Sławomir Dadas, Jarosław Protasiewicz, Witold Pedrycz
2019 W: 2019 IEEE International Conference on Systems, Man and Cybernetics (SMC) / Maria Pia Fanti, Mengchu Zhou, Dmitry B. Goldgof, Rodney Roberts; Piscataway, New Jersey: IEEE, s. 3012-3018
2019 IEEE International Conference on Systems, Man and Cybernetics. Bari, 2019-10-06 - 2019-10-09
A model for accurately solving the tasks of intent detection and slot filling requires a substantial amount of user queries annotated manually, which is time-consuming and costly. In this study, in order to circumvent this problem, we propose a method of expanding a training set for handling these two tasks. The data are augmented by applying a random mutation to the training samples, following a set of heuristic rules.
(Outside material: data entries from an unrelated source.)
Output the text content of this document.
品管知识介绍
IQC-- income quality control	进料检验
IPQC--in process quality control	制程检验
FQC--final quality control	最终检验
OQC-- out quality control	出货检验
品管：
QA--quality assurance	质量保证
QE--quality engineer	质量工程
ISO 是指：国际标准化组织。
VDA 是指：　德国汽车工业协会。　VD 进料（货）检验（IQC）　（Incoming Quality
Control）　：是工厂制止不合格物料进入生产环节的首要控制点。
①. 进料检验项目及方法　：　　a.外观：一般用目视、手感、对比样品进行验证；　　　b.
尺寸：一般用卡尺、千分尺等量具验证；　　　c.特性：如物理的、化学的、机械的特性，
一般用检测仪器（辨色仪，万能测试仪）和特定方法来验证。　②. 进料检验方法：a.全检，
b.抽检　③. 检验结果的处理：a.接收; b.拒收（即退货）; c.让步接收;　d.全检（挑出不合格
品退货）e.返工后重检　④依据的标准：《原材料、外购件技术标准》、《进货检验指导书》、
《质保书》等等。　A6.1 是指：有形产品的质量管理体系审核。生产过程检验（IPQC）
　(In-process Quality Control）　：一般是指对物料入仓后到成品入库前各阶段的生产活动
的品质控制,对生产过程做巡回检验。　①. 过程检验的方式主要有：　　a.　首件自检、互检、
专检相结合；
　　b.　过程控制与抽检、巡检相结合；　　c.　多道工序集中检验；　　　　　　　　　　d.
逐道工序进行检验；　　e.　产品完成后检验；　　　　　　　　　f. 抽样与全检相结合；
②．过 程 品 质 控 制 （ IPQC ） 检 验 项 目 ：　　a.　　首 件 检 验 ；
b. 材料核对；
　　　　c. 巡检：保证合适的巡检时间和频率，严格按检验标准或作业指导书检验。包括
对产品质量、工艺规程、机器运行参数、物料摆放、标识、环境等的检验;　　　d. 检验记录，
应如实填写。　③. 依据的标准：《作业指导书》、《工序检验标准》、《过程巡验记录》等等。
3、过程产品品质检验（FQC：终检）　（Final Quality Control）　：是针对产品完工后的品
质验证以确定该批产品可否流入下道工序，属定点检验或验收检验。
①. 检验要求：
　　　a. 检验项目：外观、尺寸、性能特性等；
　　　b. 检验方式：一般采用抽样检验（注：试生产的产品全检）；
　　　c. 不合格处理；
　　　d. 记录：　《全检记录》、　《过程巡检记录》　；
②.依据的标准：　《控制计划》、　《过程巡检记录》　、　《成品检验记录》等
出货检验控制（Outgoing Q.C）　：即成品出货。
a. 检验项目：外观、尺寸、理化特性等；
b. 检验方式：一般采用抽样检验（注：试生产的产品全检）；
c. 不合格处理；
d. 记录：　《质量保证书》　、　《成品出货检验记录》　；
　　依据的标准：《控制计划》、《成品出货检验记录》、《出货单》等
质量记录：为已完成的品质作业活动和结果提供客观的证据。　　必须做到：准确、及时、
For validation of the method, we construct a compound neural architecture composed of a long short-term memory layer, an attention mechanism, and conditional random fields. The experiments conducted on the Automatic Terminal Information Service (ATIS) dataset demonstrate that the models trained on the expanded datasets improve their F-score for the slot-filling task. This improvement is particularly significant for small datasets. We believe that this method allows for the expansion of a small set of previously annotated user queries into a large training set that is sufficient for correctly constructing a model of intent detection and slot filling. Therefore, our approach can be used to save time and money by reducing the amount of data required to train a natural language understanding model. Its novelty consists in expanding a training set for a deep learning model based on a random mutation of training samples, following a set of heuristic rules that utilise external lexicons and the training data itself.